Steigende OP-Zahlen sind „Ausdruck für leistungsfähiges Gesundheitssystem”

Berlin – Die Zahl der Operationen in Deutschland ist seit 2005 um mehr als ein Viertel gestiegen. Das geht aus einer Antwort des Bundesgesundheitsministeriums auf eine parlamentarische Anfrage der Linksfraktion hervor, die der Passauer Neuen Presse vorliegen. Danach habe es im Jahr 2005 rund 12,13 Millionen Operationen gegeben, berichtet das Blatt heute. 2011 seien es 15,37 Millionen gewesen.
Steigende Fallzahlen bei Operationen sind aber an sich kein Problem, sondern ein Ausdruck der Leistungsfähigkeit und der Qualität der medizinischen Versorgung in Deutschland. Das betonte der Präsident der Bundesärztekammer (BÄK), Frank Ulrich Montgomery, auf der Diskussionsveranstaltung „Operieren wir in Deutschland zu schnell und zu viel – oder haben wir nur einfach eine bessere Versorgung der Patienten?“. Veranstalter war der Bundesverband Medizintechnologie (BVMed).
Laut der Antwort des Bundesgesundheitsministeriums hat es im Jahr 2010 in Deutschland mit 295 pro 100.000 Einwohner so viele Hüftoperationen wie nirgendwo sonst in Europa gegeben. In Österreich seien es 249, in Frankreich 223 und in den Niederlanden 213 gewesen. Auch bei Knie-OPs liege Deutschland mit 213 Eingriffen pro 100.000 Einwohner im europäischen Vergleich vorne.
Laut Bundesgesundheitsministerium ist Deutschland dem Blatt zufolge weltweit zudem eines der Länder mit den meisten Kaiserschnitten. Von 1.000 Babys im Jahr 2010 seien 213 per Kaiserschnitt zur Welt gekommen.
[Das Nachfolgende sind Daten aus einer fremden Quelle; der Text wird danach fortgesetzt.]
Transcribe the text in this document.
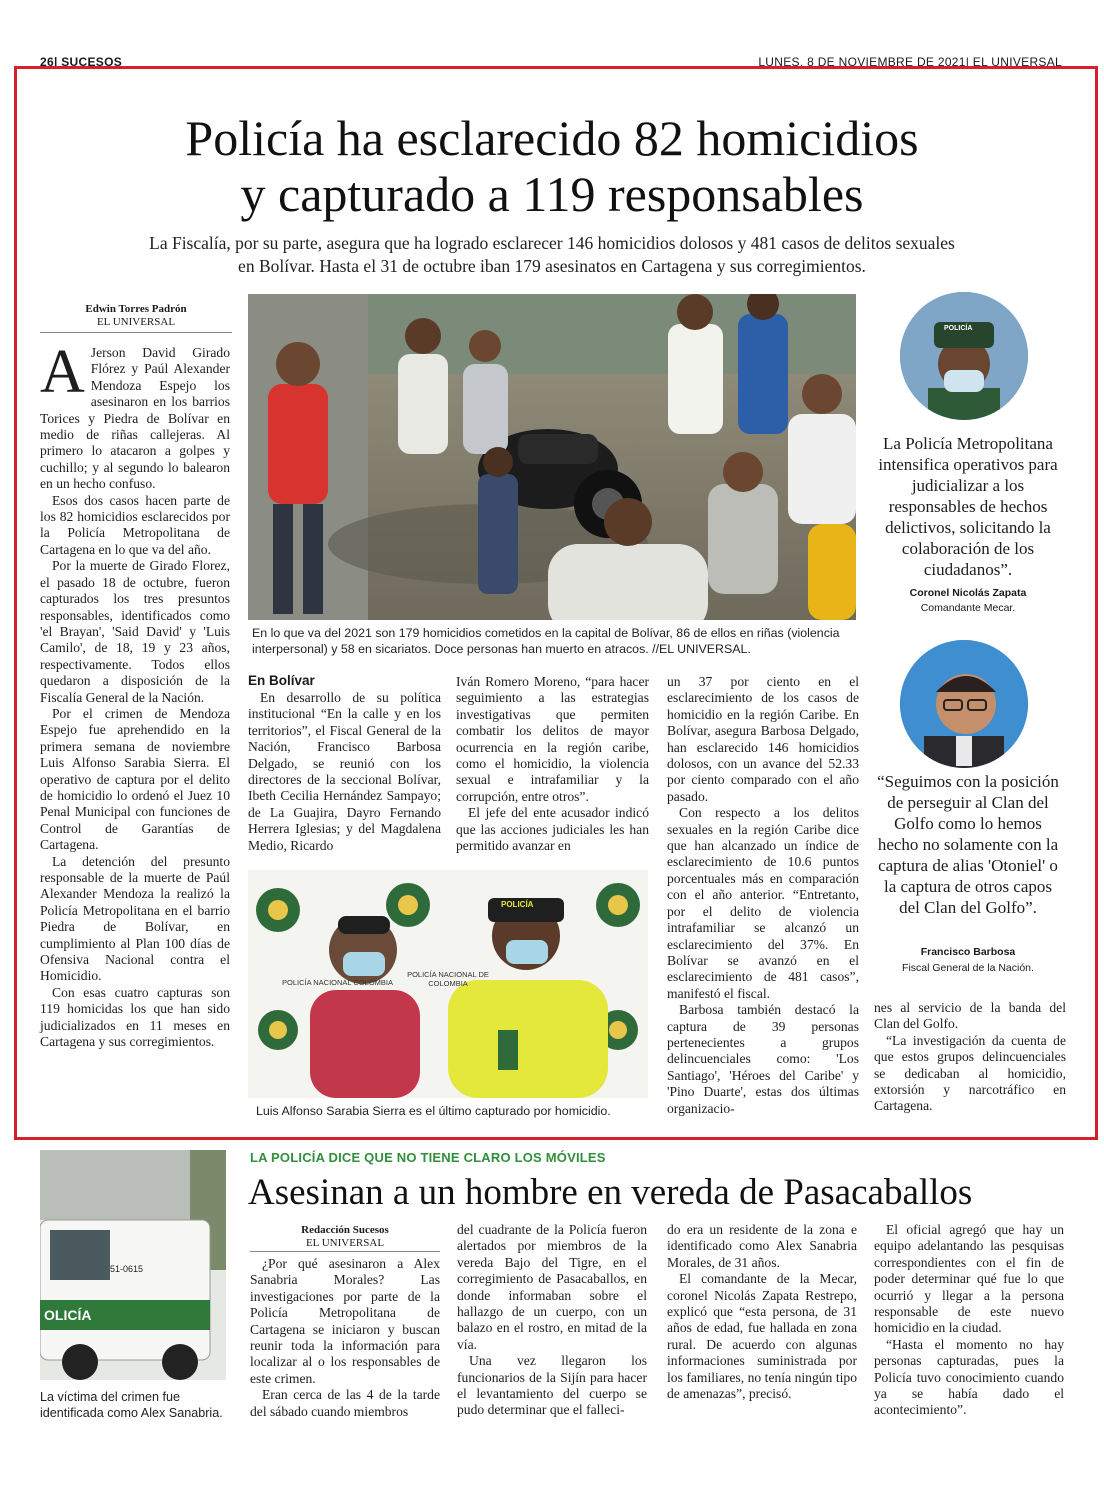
26| SUCESOS	LUNES, 8 DE NOVIEMBRE DE 2021| EL UNIVERSAL
Policía ha esclarecido 82 homicidios
y capturado a 119 responsables
La Fiscalía, por su parte, asegura que ha logrado esclarecer 146 homicidios dolosos y 481 casos de delitos sexuales
en Bolívar. Hasta el 31 de octubre iban 179 asesinatos en Cartagena y sus corregimientos.
Edwin Torres Padrón
EL UNIVERSAL
A Jerson David Girado Flórez y Paúl Alexander Mendoza Espejo los asesinaron en los barrios Torices y Piedra de Bolívar en medio de riñas callejeras. Al primero lo atacaron a golpes y cuchillo; y al segundo lo balearon en un hecho confuso.

Esos dos casos hacen parte de los 82 homicidios esclarecidos por la Policía Metropolitana de Cartagena en lo que va del año.

Por la muerte de Girado Florez, el pasado 18 de octubre, fueron capturados los tres presuntos responsables, identificados como 'el Brayan', 'Said David' y 'Luis Camilo', de 18, 19 y 23 años, respectivamente. Todos ellos quedaron a disposición de la Fiscalía General de la Nación.

Por el crimen de Mendoza Espejo fue aprehendido en la primera semana de noviembre Luis Alfonso Sarabia Sierra. El operativo de captura por el delito de homicidio lo ordenó el Juez 10 Penal Municipal con funciones de Control de Garantías de Cartagena.

La detención del presunto responsable de la muerte de Paúl Alexander Mendoza la realizó la Policía Metropolitana en el barrio Piedra de Bolívar, en cumplimiento al Plan 100 días de Ofensiva Nacional contra el Homicidio.

Con esas cuatro capturas son 119 homicidas los que han sido judicializados en 11 meses en Cartagena y sus corregimientos.

En lo que va del 2021 son 179 homicidios cometidos en la capital de Bolívar, 86 de ellos en riñas (violencia interpersonal) y 58 en sicariatos. Doce personas han muerto en atracos. //EL UNIVERSAL.
En Bolívar

En desarrollo de su política institucional “En la calle y en los territorios”, el Fiscal General de la Nación, Francisco Barbosa Delgado, se reunió con los directores de la seccional Bolívar, Ibeth Cecilia Hernández Sampayo; de La Guajira, Dayro Fernando Herrera Iglesias; y del Magdalena Medio, Ricardo

Iván Romero Moreno, “para hacer seguimiento a las estrategias investigativas que permiten combatir los delitos de mayor ocurrencia en la región caribe, como el homicidio, la violencia sexual e intrafamiliar y la corrupción, entre otros”.

El jefe del ente acusador indicó que las acciones judiciales les han permitido avanzar en

un 37 por ciento en el esclarecimiento de los casos de homicidio en la región Caribe. En Bolívar, asegura Barbosa Delgado, han esclarecido 146 homicidios dolosos, con un avance del 52.33 por ciento comparado con el año pasado.

Con respecto a los delitos sexuales en la región Caribe dice que han alcanzado un índice de esclarecimiento de 10.6 puntos porcentuales más en comparación con el año anterior. “Entretanto, por el delito de violencia intrafamiliar se alcanzó un esclarecimiento del 37%. En Bolívar se avanzó en el esclarecimiento de 481 casos”, manifestó el fiscal.

Barbosa también destacó la captura de 39 personas pertenecientes a grupos delincuenciales como: 'Los Santiago', 'Héroes del Caribe' y 'Pino Duarte', estas dos últimas organizacio-

POLICÍA NACIONAL COLOMBIA
POLICÍA NACIONAL DE COLOMBIA
POLICÍA
Luis Alfonso Sarabia Sierra es el último capturado por homicidio.
POLICÍA
La Policía Metropolitana intensifica operativos para judicializar a los responsables de hechos delictivos, solicitando la colaboración de los ciudadanos”.
Coronel Nicolás Zapata
Comandante Mecar.
“Seguimos con la posición de perseguir al Clan del Golfo como lo hemos hecho no solamente con la captura de alias 'Otoniel' o la captura de otros capos del Clan del Golfo”.
Francisco Barbosa
Fiscal General de la Nación.

nes al servicio de la banda del Clan del Golfo.

“La investigación da cuenta de que estos grupos delincuenciales se dedicaban al homicidio, extorsión y narcotráfico en Cartagena.

51-0615
OLICÍA
La víctima del crimen fue identificada como Alex Sanabria.
LA POLICÍA DICE QUE NO TIENE CLARO LOS MÓVILES
Asesinan a un hombre en vereda de Pasacaballos
Redacción Sucesos
EL UNIVERSAL

¿Por qué asesinaron a Alex Sanabria Morales? Las investigaciones por parte de la Policía Metropolitana de Cartagena se iniciaron y buscan reunir toda la información para localizar al o los responsables de este crimen.

Eran cerca de las 4 de la tarde del sábado cuando miembros

del cuadrante de la Policía fueron alertados por miembros de la vereda Bajo del Tigre, en el corregimiento de Pasacaballos, en donde informaban sobre el hallazgo de un cuerpo, con un balazo en el rostro, en mitad de la vía.

Una vez llegaron los funcionarios de la Sijín para hacer el levantamiento del cuerpo se pudo determinar que el falleci-

do era un residente de la zona e identificado como Alex Sanabria Morales, de 31 años.

El comandante de la Mecar, coronel Nicolás Zapata Restrepo, explicó que “esta persona, de 31 años de edad, fue hallada en zona rural. De acuerdo con algunas informaciones suministrada por los familiares, no tenía ningún tipo de amenazas”, precisó.

El oficial agregó que hay un equipo adelantando las pesquisas correspondientes con el fin de poder determinar qué fue lo que ocurrió y llegar a la persona responsable de este nuevo homicidio en la ciudad.

“Hasta el momento no hay personas capturadas, pues la Policía tuvo conocimiento cuando ya se había dado el acontecimiento”.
Im OECD-Vergleich sei der Kaiserschnitt-Anteil mit 447 je 1.000 Geburten lediglich in Mexiko höher gewesen.
Ärztekammerpräsident Montgomery bemängelte, dass bei den Statistiken zu oft „Äpfel mit Birnen verglichen werden“. Er bezog sich damit aber nicht auf die Antwort der Bundesregierung auf die Kleine Anfrage der Linken, sondern auf neue OECD-Zahlen, die Deutschland angeblich als OP-Weltmeister ausweisen. In einzelnen Fällen wird laut Montgomery zu viel operiert. Die Frage sei aber, ob dies ein Systemproblem sei.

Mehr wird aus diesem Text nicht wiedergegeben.